Tanzania President Samia Suluhu Hassan stated that her country’s economic prowess has become a major source of attraction to foreign investors. Indeed, Tanzania’s surge in foreign investments positions the nation for growth and prosperity in East Africa. It is very interesting to see how much economic and political progress Tanzania has made since the Nyerere years.
If there is one thing that Tanzania has successfully done over the years, it is to maintain peace and political stability. Tanzania is certainly a stable and peaceful country with a strong democratic tradition.
The Tanzanian political elite developed an institutional culture where trust in their political institutions has become the bedrock of the functioning of their political system. As a result, it strengthened the legitimacy of its political institutions and the peaceful transition of political power. Hence, political stability has become the credo of Tanzania and this makes it an attractive destination for investors who are looking for a secure environment in which to do business.
Beyond the long-established tradition of political stability, the Tanzanian government has made a number of reforms in recent years to make the country more business-friendly. These reforms have included simplifying the regulatory environment, reducing taxes, and improving infrastructure.
Foreign investment in Tanzania has been on the rise in recent years. In 2022, the country received a record $1.2 billion in foreign direct investment (FDI). The top five leading sources of FDI to Tanzania are China, the USA, Mauritius, Spain, and India. Mining, tourism, agriculture, and manufacturing are the key sectors that attract foreign investors in Tanzania.
The economic prosperity that Tanzania is currently enjoying was well-crafted. It didn’t happen randomly. It was not the mere doing of President Suluhu Hassan. It was years of sound economic policies that put Tanzania on the path economic development.

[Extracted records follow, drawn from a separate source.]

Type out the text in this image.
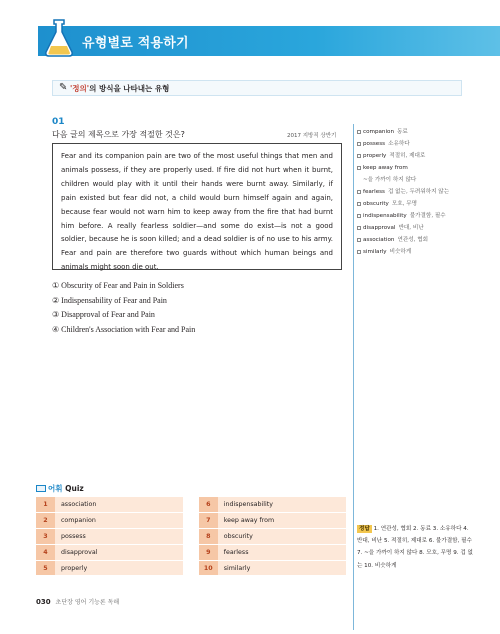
유형별로 적용하기
✎ '정의'의 방식을 나타내는 유형
01
다음 글의 제목으로 가장 적절한 것은?	2017 지방직 상반기

Fear and its companion pain are two of the most useful things that men and animals possess, if they are properly used. If fire did not hurt when it burnt, children would play with it until their hands were burnt away. Similarly, if pain existed but fear did not, a child would burn himself again and again, because fear would not warn him to keep away from the fire that had burnt him before. A really fearless soldier—and some do exist—is not a good soldier, because he is soon killed; and a dead soldier is of no use to his army. Fear and pain are therefore two guards without which human beings and animals might soon die out.

① Obscurity of Fear and Pain in Soldiers
② Indispensability of Fear and Pain
③ Disapproval of Fear and Pain
④ Children's Association with Fear and Pain
companion 동료
possess 소유하다
properly 적절히, 제대로
keep away from
~을 가까이 하지 않다
fearless 겁 없는, 두려워하지 않는
obscurity 모호, 무명
indispensability 불가결함, 필수
disapproval 반대, 비난
association 연관성, 협회
similarly 비슷하게
어휘 Quiz
1	association		6	indispensability
2	companion		7	keep away from
3	possess		8	obscurity
4	disapproval		9	fearless
5	properly		10	similarly
정답 1. 연관성, 협회 2. 동료 3. 소유하다 4. 반대, 비난 5. 적절히, 제대로 6. 불가결함, 필수 7. ~을 가까이 하지 않다 8. 모호, 무명 9. 겁 없는 10. 비슷하게
030 초단장 영어 기능론 독해
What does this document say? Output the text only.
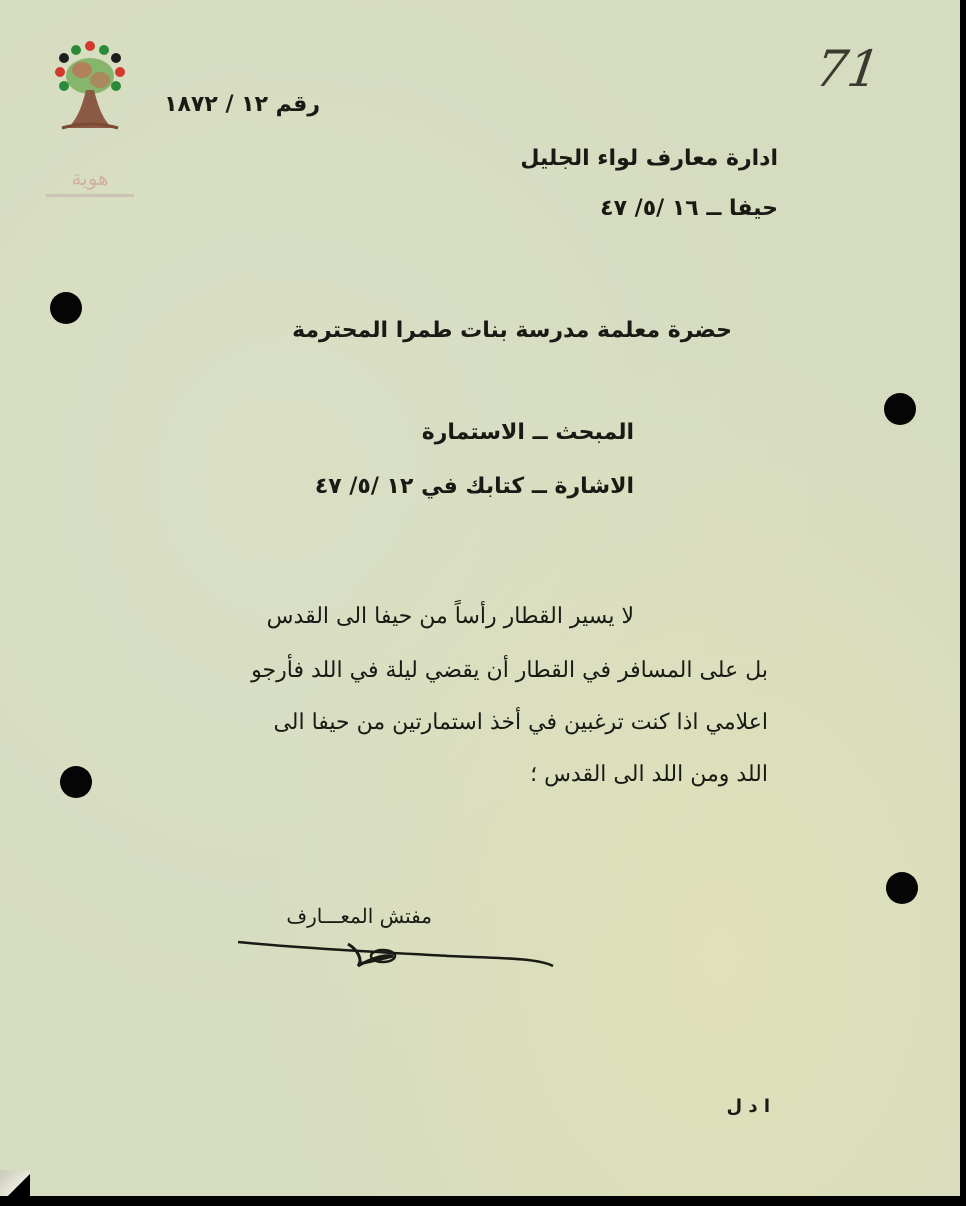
هوية
71
رقم ١٢ / ١٨٧٢
ادارة معارف لواء الجليل
حيفا ــ ١٦ /٥/ ٤٧
حضرة معلمة مدرسة بنات طمرا المحترمة
المبحث ــ الاستمارة
الاشارة ــ كتابك في ١٢ /٥/ ٤٧
لا يسير القطار رأساً من حيفا الى القدس
بل على المسافر في القطار أن يقضي ليلة في اللد فأرجو
اعلامي اذا كنت ترغبين في أخذ استمارتين من حيفا الى
اللد ومن اللد الى القدس ؛
مفتش المعـــارف
ا د ل
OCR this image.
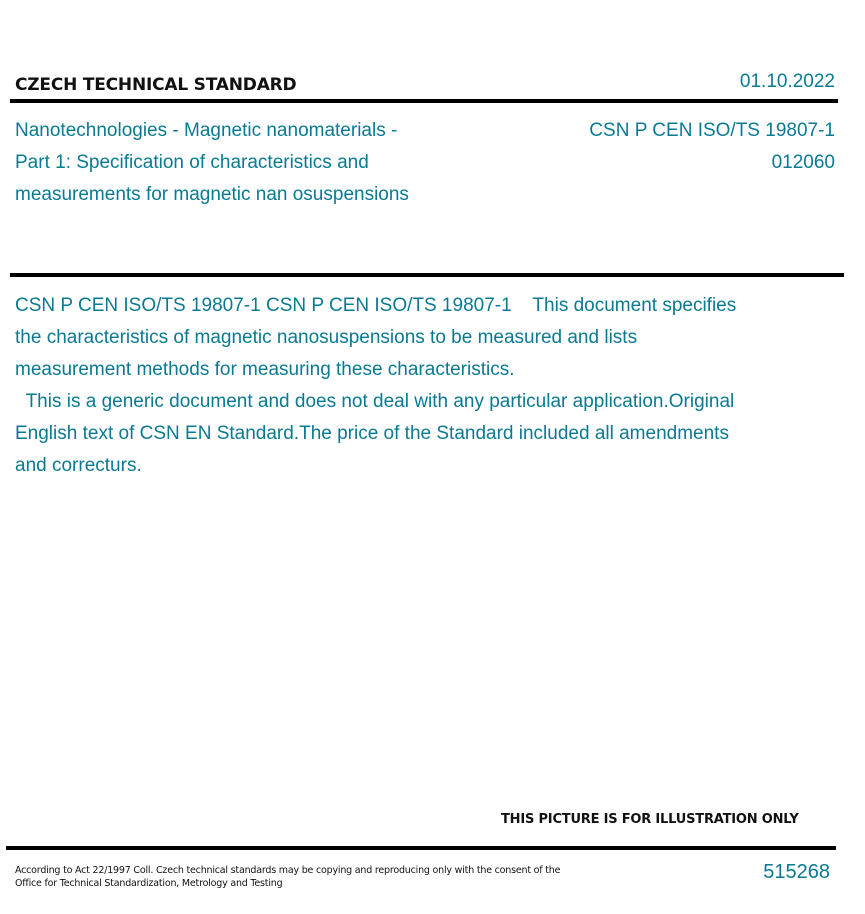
CZECH TECHNICAL STANDARD	01.10.2022
Nanotechnologies - Magnetic nanomaterials - Part 1: Specification of characteristics and measurements for magnetic nan osuspensions
CSN P CEN ISO/TS 19807-1
012060
CSN P CEN ISO/TS 19807-1 CSN P CEN ISO/TS 19807-1    This document specifies the characteristics of magnetic nanosuspensions to be measured and lists measurement methods for measuring these characteristics.
This is a generic document and does not deal with any particular application.Original English text of CSN EN Standard.The price of the Standard included all amendments and correcturs.
THIS PICTURE IS FOR ILLUSTRATION ONLY
According to Act 22/1997 Coll. Czech technical standards may be copying and reproducing only with the consent of the Office for Technical Standardization, Metrology and Testing
515268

As a matter of fact, in 1997, the Tanzanian government passed the Tanzania Investment Act, which provides a number of incentives for foreign investors, including tax breaks, duty exemptions, and guarantees on the repatriation of profits. In 2002, the Tanzanian government passed The Companies Act, which makes it easy to set up a company in Tanzania, and it provides a clear framework for the operation of businesses. Still in 2002, The Intellectual Property Act was implemented. This law protects intellectual property rights, such as patents, trademarks, and copyrights, which made Tanzania one of the first African countries to protect intellectual property legally. In 2003, the Competition Act was passed, which promotes fair competition in the marketplace, and it prohibits anti-competitive practices. In 2004, the Tanzanian government passed the Labor Act, which protects the rights of workers and employers, and it provides a clear framework for the resolution of labor disputes.
These examples of business-friendly laws show how Tanzania developed itself in becoming a safe haven for foreign investors, and more importantly, a land where the rule of law is applied and property rights are protected.
Of course, Tanzania still has its fair share of challenges that need to be improved. Corruption is one of those challenges. While the country has made significant progress in relying on the rule of law, it must be said that the full application of the rule of law is not yet entirely embedded, and this can deter investors. But investors do recognize that Tanzania has laws that protect property, and this is an important factor to consider when investing in a foreign land.
The second major challenge that must be addressed is the inadequate infrastructure. Tanzania's infrastructure is not as developed as some other countries in Africa, which can make it difficult for foreign investors to transport goods and services.
Despite these challenges, Tanzania remains a promising investment destination. The country has a number of attractive features, including a young and growing population, abundant natural resources, and a business-friendly government. If Tanzania can address the challenges it faces, it is likely to continue to attract foreign investment in the years to come.